Introducing
Title: "The Beloved Daughter"
Year: 2012
Artist: Hemya Moran
Size: 70 x 90 cm
Edition: 1/5
THE BELOVED DAUGHTER from the ongoing series "Intimate Strangers".
The movie "Buffalo 66", written and directed by Vincent Gallo, tells the story of a released convict that kidnaps a teenage student on the way to visit his parents, in order to present her to them as his girlfriend. He forces her to pretend they're in a loving and intimate relationship. In my work titled "intimate strangers" I suggest randomly chosen strangers to have an intimate acquaintance. I take photographs with them in their private space; their living rooms, bedrooms, bathrooms, back yards, and any place that's scorched with their personal memory. I request that they look at me, think about me, and remember me. The encounter is singular and short, and harbors a sensation of its infinite possibilities, a unique and magical moment overpowering the everyday stale and automated existence. In every encounter I stage an intimate moment, an artificial acquaintance. I'm looking for affection in estranged environments, occupying a contradicting position both distant and involved, repulsed and attracted, feeling a sense of belonging and of loneliness all at once, affection experiencing both empathy and a struggle of domination.

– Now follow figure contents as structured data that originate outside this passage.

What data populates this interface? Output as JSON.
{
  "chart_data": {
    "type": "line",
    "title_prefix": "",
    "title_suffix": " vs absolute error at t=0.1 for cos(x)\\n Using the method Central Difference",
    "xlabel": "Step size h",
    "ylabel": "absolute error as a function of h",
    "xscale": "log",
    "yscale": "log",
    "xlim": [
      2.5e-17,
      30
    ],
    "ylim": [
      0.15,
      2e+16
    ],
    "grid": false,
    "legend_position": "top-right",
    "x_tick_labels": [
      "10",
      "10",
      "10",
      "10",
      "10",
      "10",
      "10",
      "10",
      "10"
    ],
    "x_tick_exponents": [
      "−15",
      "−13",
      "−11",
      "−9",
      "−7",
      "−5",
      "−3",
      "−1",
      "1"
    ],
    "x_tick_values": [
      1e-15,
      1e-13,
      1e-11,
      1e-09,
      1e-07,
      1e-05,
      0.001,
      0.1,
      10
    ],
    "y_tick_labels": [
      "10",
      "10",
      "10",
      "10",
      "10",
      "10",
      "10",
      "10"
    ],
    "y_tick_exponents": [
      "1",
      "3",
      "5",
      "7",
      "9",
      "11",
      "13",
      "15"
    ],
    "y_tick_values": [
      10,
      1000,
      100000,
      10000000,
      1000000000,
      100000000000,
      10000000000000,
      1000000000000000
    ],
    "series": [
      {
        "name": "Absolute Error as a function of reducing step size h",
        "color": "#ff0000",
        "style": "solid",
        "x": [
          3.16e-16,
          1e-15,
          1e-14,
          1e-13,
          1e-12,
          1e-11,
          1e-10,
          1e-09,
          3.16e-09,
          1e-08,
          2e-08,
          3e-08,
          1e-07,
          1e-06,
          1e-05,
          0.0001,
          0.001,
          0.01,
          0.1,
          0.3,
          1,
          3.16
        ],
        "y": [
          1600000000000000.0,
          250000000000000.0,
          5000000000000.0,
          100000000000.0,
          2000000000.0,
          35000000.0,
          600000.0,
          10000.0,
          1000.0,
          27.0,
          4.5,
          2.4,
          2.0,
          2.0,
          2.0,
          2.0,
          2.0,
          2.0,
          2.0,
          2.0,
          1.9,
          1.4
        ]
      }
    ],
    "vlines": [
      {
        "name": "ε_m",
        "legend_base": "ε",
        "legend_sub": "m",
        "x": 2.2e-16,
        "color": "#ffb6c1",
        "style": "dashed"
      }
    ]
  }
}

During the course of my work I was able to produce these intimate moments in various environments, situations and with different individuals, to create privacy everywhere and closeness with anyone. In a relative short period of time I've managed to create an industry of intimacy. In this acquaintance I am the beloved daughter: for a moment I could be a girl receiving her mother's warmth or a girl that admires her mother's femininity as we wear make-up together. I tried to create intimacy with her through the gestures of the body and legs.
HEMYA MORAN was born in Israel in 1985. After the completion of her BFA in the photography department of Bezalel Academy of Art and Design, Jerusalem in 2010; and her graduation from the Masters at the Royal College of Art in London (with distinction), she received a grant from the Lepsien Art Foundation, to live and work in a studio based in Dusseldorf, Germany; currently she is based in Paris, France. She has exhibited her work in several solo and exhibitions, including the Tate Britain, London as well as in several international galleries. Her work has been published in magazines and art sites including the Time and the British Journal of Photography.